President Cyril Ramaphosa served Moyane with disciplinary charges in May, and also announced the establishment of the Nugent commission. The disciplinary hearing was postponed in early October, after chairperson Azhar Bham granted Moyane’s application on the grounds that a Constitutional Court case challenging Ramaphosa’s decision to set up the commission and disciplinary hearing simultaneously, should be finalised first. Moyane argued that the two processes could not run at the same time

On 11 December the North Gauteng High Court threw out Moyane’s application to have his dismissal set aside. Handing down a scathing judgment, Judge Hans Fabricius strongly criticised Moyane’s conduct during the protracted court battle, calling it “particularly reprehensible. It’s vexatious and abusive. Both the President and Judge Nugent have been attacked, insulted and defamed without any reasonable cause.”

Moyane had also approached the Constitutional Court in November, asking for an interim order to set aside Ramaphosa’s decision to fire him – an application that the ConCourt turned down.

The country’s highest court swung into action again in February 2019, dismissing Moyane’s application for leave to appeal and effectively closing off legal avenues for his fight to get his job back.

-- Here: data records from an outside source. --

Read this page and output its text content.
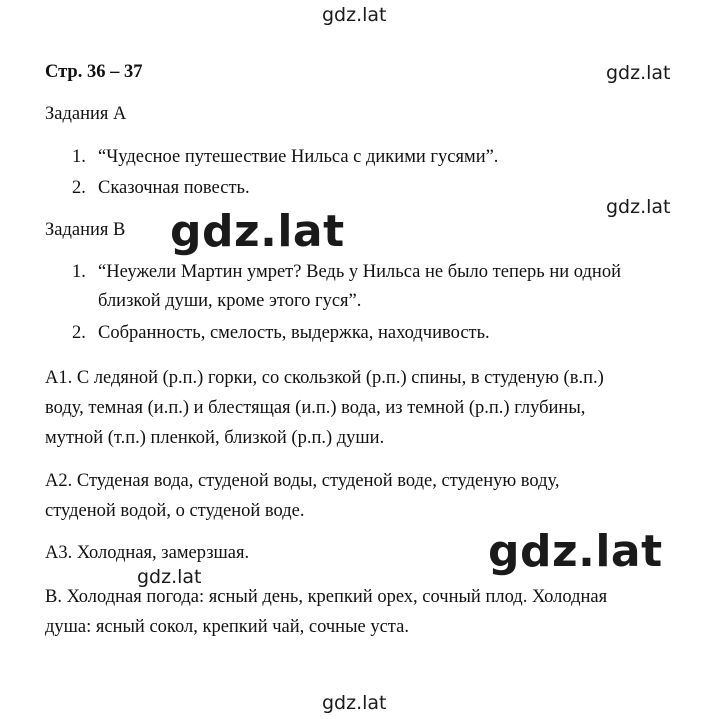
gdz.lat
gdz.lat
gdz.lat
gdz.lat
gdz.lat
gdz.lat
gdz.lat
Стр. 36 – 37
Задания А
1. “Чудесное путешествие Нильса с дикими гусями”.
2. Сказочная повесть.
Задания В
1. “Неужели Мартин умрет? Ведь у Нильса не было теперь ни одной
близкой души, кроме этого гуся”.
2. Собранность, смелость, выдержка, находчивость.
А1. С ледяной (р.п.) горки, со скользкой (р.п.) спины, в студеную (в.п.)
воду, темная (и.п.) и блестящая (и.п.) вода, из темной (р.п.) глубины,
мутной (т.п.) пленкой, близкой (р.п.) души.
А2. Студеная вода, студеной воды, студеной воде, студеную воду,
студеной водой, о студеной воде.
А3. Холодная, замерзшая.
В. Холодная погода: ясный день, крепкий орех, сочный плод. Холодная
душа: ясный сокол, крепкий чай, сочные уста.
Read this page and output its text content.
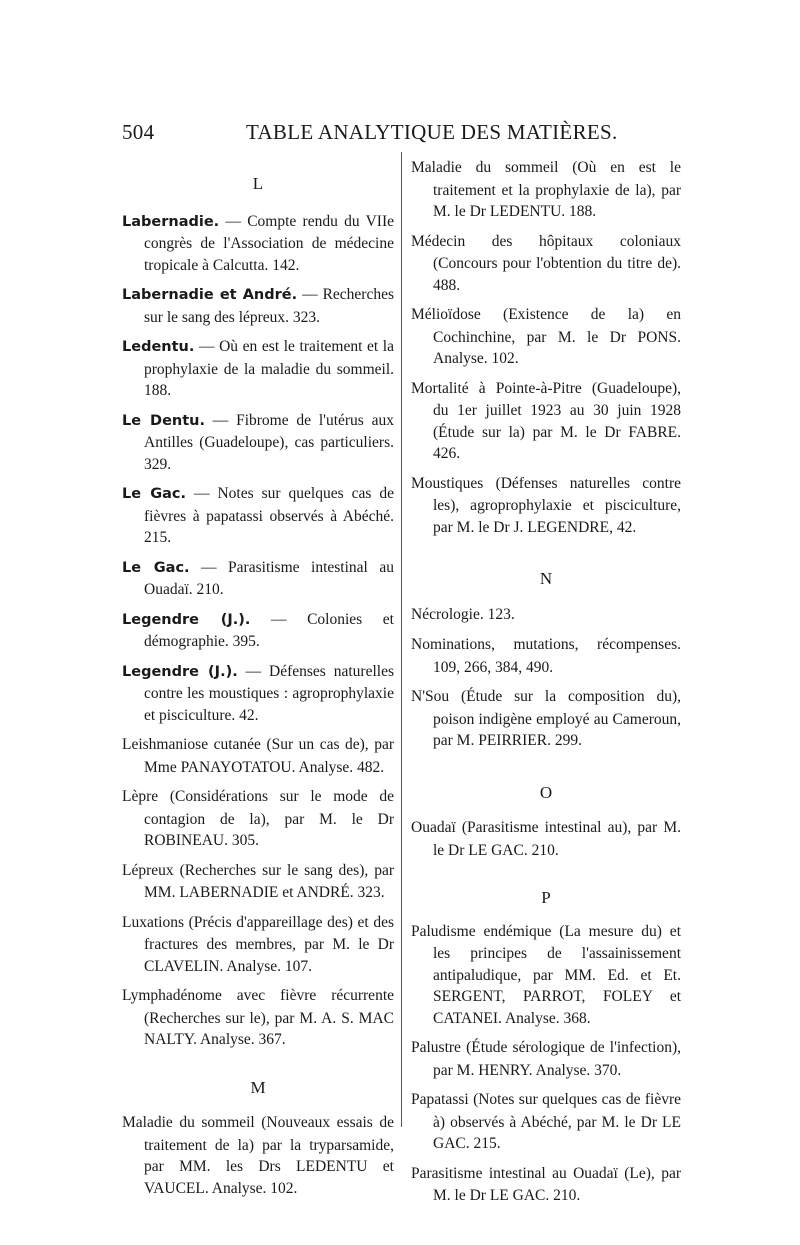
504	TABLE ANALYTIQUE DES MATIÈRES.
L

Labernadie. — Compte rendu du VIIe congrès de l'Association de médecine tropicale à Calcutta. 142.

Labernadie et André. — Recherches sur le sang des lépreux. 323.

Ledentu. — Où en est le traitement et la prophylaxie de la maladie du sommeil. 188.

Le Dentu. — Fibrome de l'utérus aux Antilles (Guadeloupe), cas particuliers. 329.

Le Gac. — Notes sur quelques cas de fièvres à papatassi observés à Abéché. 215.

Le Gac. — Parasitisme intestinal au Ouadaï. 210.

Legendre (J.). — Colonies et démographie. 395.

Legendre (J.). — Défenses naturelles contre les moustiques : agroprophylaxie et pisciculture. 42.

Leishmaniose cutanée (Sur un cas de), par Mme PANAYOTATOU. Analyse. 482.

Lèpre (Considérations sur le mode de contagion de la), par M. le Dr ROBINEAU. 305.

Lépreux (Recherches sur le sang des), par MM. LABERNADIE et ANDRÉ. 323.

Luxations (Précis d'appareillage des) et des fractures des membres, par M. le Dr CLAVELIN. Analyse. 107.

Lymphadénome avec fièvre récurrente (Recherches sur le), par M. A. S. MAC NALTY. Analyse. 367.

M

Maladie du sommeil (Nouveaux essais de traitement de la) par la tryparsamide, par MM. les Drs LEDENTU et VAUCEL. Analyse. 102.

Maladie du sommeil (Où en est le traitement et la prophylaxie de la), par M. le Dr LEDENTU. 188.

Médecin des hôpitaux coloniaux (Concours pour l'obtention du titre de). 488.

Mélioïdose (Existence de la) en Cochinchine, par M. le Dr PONS. Analyse. 102.

Mortalité à Pointe-à-Pitre (Guadeloupe), du 1er juillet 1923 au 30 juin 1928 (Étude sur la) par M. le Dr FABRE. 426.

Moustiques (Défenses naturelles contre les), agroprophylaxie et pisciculture, par M. le Dr J. LEGENDRE, 42.

N

Nécrologie. 123.

Nominations, mutations, récompenses. 109, 266, 384, 490.

N'Sou (Étude sur la composition du), poison indigène employé au Cameroun, par M. PEIRRIER. 299.

O

Ouadaï (Parasitisme intestinal au), par M. le Dr LE GAC. 210.

P

Paludisme endémique (La mesure du) et les principes de l'assainissement antipaludique, par MM. Ed. et Et. SERGENT, PARROT, FOLEY et CATANEI. Analyse. 368.

Palustre (Étude sérologique de l'infection), par M. HENRY. Analyse. 370.

Papatassi (Notes sur quelques cas de fièvre à) observés à Abéché, par M. le Dr LE GAC. 215.

Parasitisme intestinal au Ouadaï (Le), par M. le Dr LE GAC. 210.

He will never return to Sars.

Holding the wrongdoers accountable

In recent years we’ve taken numerous steps to try to hold Moyane accountable for his role in protecting top Sars official Jonas Makwakwa from a proper investigation, following a Financial Intelligence Centre (FIC) report implicating Makwakwa and his partner Kelly-Ann Elskie in suspicious transactions relating to money laundering and other criminal activities.

We laid criminal charges against Moyane in 2016, in connection with his role in protecting Makwakwa and Elskie. Moyane did not report the matter to the Hawks, as required of him in Precca, and he also gave the FIC report to Makwakwa and Elskie in breach of the FIC Act. This is a criminal offence in terms of that act. Read all our correspondence in the matter.

In December 2017 we were informed that the National Prosecuting Authority (NPA) had declined to prosecute. Six months later the NPA announced that it would review that decision, following an outcry from CSOs and the public.

Appointed by former president Jacob Zuma, Moyane was Sars commissioner for four years. In that time he purged the revenue collecting agency of skilled employees and hired lackeys to replace them, he weakened the investigate capacity of Sars drastically, and under his watch Sars failed to make target for three years running. This latter situation is a direct reason for the 2018 increase in VAT from 14% to 15%, a move that has hit all South Africans hard, especially the poorest residents.